If you weren’t aware already, last week, the United Kingdom voted to leave the European Union. This decision came as a bit of a shock to us on Friday and we’ve had the weekend to digest it. Up until now, Great Britain has been a leading cultural, political, and economical member of Europe. The country has actively supported the ideals that the European Union had towards a culturally and humanly integrated continent.
This news comes as a personal shock to me. I spent three years of my life living in the UK as an undergraduate student. London is the most inclusive and international city in the world. I still have many friends there. I can tell you that those people are equally in shock with the results. The referendum was a close vote. It is important to stress that even though this vote fell this way, it is not wholly representative of all of the people in the United Kingdom. Many of its citizens are completely besides themselves with the direction their country decided to take.
It is not a stretch to say that the EU is a miracle of modern diplomacy. We have short memories: only a century ago the continent was embroiled in World War I. A couple decades later, a war of even greater scale broke, putting the first World War into stark perspective.
For the EU to even exist in the first place, people who lived through and witnessed these wars had to overcome the history of hate, prejudice, and their personal pain of family members lost. After these wars, Europe was left in a difficult economic state. They realized the only way to prosper and move on was together. The EU (and the agreements that preceded it) represents the ease of economic trade, of the free flow of people, the exchange of ideas. The EU is a model of the possibilities through cultural exchange.
Detractors of the ideals of the EU say that, since its formation, countries have lost political sovereignty or cultural independence. To borrow a phrase from the country in spotlight, that’s a load of rubbish. Political sovereignty is the ability for any nation to make decisions independent of the choices of others. Since, it is possible for any member state to exit the EU, it is impossible to say that sovereignty is sacrificed. The UK did not “take their country back,” because it was never taken from them to begin with.
Another argument in favor of Britain’s exit from the EU was its views on immigration. Britons fundamentally did not agree with the free flow of people within the EU. The scapegoat was economic pressure on jobs for British people; an argument borne out of nationalistic isolationism.The jobs Brexiteers sought to protect may be under threat as manufactures might find it easier to bring products to the European market from the EU itself and choose to relocate.
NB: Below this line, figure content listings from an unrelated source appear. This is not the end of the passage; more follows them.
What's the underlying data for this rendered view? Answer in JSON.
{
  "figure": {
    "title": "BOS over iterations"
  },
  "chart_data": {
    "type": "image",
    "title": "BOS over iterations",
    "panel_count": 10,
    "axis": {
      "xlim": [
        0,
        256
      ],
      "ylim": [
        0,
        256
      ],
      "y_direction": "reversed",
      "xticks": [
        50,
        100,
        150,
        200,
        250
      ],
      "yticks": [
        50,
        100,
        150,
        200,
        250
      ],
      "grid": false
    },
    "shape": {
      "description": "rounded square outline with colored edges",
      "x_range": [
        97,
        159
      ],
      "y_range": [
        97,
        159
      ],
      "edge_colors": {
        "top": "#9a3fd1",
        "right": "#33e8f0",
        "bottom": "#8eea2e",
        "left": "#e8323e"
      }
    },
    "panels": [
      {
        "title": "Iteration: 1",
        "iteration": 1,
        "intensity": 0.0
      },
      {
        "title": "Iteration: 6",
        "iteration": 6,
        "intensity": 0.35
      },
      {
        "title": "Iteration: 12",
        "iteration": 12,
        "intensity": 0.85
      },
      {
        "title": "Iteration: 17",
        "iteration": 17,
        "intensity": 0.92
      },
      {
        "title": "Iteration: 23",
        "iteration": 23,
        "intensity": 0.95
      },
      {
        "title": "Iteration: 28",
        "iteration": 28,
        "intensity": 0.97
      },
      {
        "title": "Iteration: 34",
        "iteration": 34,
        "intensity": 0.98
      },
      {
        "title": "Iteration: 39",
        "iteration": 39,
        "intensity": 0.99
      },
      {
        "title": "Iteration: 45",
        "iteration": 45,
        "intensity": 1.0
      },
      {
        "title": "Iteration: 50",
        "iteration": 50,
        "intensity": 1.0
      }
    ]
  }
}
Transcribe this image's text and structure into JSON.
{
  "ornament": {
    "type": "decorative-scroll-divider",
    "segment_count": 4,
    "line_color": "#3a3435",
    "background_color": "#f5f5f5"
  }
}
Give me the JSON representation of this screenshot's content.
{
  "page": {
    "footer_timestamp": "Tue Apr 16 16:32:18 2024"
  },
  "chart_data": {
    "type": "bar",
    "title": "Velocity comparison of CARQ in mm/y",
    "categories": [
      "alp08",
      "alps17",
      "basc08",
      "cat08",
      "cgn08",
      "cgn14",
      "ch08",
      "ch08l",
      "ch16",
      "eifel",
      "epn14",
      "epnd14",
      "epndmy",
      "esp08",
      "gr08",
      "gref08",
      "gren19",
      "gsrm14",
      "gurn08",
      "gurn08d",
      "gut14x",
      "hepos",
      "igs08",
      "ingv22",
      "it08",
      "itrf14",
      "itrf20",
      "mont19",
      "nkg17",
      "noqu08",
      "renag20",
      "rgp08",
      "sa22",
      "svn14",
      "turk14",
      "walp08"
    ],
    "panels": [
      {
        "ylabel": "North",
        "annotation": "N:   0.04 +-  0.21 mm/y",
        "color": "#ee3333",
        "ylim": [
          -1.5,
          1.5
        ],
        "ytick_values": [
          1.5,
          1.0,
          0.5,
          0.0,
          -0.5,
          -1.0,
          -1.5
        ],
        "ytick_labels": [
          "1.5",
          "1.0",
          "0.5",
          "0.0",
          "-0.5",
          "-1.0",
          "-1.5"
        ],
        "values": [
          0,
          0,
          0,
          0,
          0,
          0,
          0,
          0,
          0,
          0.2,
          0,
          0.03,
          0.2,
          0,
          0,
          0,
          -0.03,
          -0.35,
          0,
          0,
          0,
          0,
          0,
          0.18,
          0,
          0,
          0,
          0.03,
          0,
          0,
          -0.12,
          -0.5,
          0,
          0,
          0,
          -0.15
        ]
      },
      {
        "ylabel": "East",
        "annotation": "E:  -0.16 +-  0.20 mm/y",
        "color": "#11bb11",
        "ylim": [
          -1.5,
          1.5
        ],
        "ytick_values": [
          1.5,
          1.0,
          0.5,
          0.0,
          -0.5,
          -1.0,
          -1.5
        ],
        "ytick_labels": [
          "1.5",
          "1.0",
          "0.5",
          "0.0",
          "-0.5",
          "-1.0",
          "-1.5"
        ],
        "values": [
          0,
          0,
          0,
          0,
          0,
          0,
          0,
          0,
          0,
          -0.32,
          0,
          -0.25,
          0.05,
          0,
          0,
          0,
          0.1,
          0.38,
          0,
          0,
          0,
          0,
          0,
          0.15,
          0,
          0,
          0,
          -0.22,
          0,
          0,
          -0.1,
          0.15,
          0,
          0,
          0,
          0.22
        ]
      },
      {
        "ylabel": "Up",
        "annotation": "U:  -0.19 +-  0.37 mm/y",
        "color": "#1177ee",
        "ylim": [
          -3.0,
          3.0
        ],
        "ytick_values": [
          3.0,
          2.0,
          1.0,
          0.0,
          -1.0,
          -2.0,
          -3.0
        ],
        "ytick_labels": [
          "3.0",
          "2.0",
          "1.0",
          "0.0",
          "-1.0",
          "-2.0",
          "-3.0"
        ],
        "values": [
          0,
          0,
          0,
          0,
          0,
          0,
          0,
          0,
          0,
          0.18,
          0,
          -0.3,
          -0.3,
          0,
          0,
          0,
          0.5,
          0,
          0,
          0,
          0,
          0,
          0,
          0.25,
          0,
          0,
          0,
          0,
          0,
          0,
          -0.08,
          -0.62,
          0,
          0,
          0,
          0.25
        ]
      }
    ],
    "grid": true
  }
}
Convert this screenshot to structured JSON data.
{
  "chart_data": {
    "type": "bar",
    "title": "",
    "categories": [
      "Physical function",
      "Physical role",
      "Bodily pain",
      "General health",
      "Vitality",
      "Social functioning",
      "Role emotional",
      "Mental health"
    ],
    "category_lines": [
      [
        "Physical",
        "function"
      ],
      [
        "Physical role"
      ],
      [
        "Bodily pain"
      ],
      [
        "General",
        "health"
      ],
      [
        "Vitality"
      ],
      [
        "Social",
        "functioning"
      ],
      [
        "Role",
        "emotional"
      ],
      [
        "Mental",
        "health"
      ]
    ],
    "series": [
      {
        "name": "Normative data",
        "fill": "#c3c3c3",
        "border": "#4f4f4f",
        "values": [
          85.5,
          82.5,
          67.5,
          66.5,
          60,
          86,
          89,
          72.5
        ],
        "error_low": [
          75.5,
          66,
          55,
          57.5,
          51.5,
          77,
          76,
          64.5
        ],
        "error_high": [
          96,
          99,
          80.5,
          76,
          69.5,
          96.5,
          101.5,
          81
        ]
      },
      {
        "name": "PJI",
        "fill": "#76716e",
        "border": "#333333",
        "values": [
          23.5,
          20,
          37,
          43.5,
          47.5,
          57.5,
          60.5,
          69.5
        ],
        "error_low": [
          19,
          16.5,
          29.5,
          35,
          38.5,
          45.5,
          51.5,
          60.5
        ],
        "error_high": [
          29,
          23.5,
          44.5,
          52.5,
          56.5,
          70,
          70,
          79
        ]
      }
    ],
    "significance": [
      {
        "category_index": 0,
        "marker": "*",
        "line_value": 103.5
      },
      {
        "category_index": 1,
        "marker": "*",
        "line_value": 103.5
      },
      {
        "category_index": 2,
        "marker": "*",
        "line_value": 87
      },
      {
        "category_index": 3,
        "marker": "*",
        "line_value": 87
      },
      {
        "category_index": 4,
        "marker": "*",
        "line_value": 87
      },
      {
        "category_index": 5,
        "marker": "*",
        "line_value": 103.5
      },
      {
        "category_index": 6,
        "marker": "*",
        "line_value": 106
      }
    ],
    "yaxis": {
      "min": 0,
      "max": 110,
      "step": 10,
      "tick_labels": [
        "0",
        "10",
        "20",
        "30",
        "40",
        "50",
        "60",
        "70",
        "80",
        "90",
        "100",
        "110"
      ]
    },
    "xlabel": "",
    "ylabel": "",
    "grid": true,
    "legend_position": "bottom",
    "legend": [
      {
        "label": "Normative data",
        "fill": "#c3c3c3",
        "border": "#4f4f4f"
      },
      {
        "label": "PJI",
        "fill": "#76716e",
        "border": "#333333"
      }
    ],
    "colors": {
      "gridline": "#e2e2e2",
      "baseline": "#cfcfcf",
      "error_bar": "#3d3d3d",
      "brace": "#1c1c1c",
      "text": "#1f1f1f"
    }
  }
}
We have to recognize isolationist ideas are not unique to the UK. We saw them nearly win recently in Austria’s elections. We see similar, messages being gaining traction here in the United States. That is what makes our work and your travels so important. These negative views cannot hope to survive if we reach across borders and engage in real, person-to-person diplomacy.
It will be some time before the dust settles on this referendum. It will be difficult to predict with certainly what will happen over time. There is no precedent for a member state’s exit from the EU. The timeline for Britain’s full exit extends over 2 years at least. In the meantime, we will try to keep you all updated as relevant for our programs in the UK and our travelers from there. See our short FAQ below.
As always, we implore you to continue to travel, whether through Greenheart Travel or not. The simple act of you interacting with folk around the world will naturally broaden all of our perspectives and create an international culture of inclusiveness and understanding. When you come back, tell everyone who will listen, not only about the lofty ideals of cultural exchange, but of the simple act of kindness of the Spaniard helping you navigate Madrid, or how Burmese kids giggled at you the first time you tried to tie and wear a longyi.
Will this affect my ability to study abroad in the UK?
Absolutely not. High school students can apply for student visas just as they always have. There is no indication that this will change.
As an American or Canadian, will this affect my ability to travel to the EU or UK?
No. The visa requirements have not changed. You will still be able to freely travel to the EU and UK. You will not need a special visa to do so for shorter term trips.
As a British traveler with Greenheart Travel, how will the foreign exchange rate affect what I pay for a program?
All of our program fees and deposits are paid in US Dollars and are subject to the exchange rate of the day.
Will this put American and Canadian teachers of English in higher demand in Europe?
That remains to be seen. If British English teachers can no longer freely work in Europe, that may make it easier for Americans and Canadians. We will certainly be watching this closely.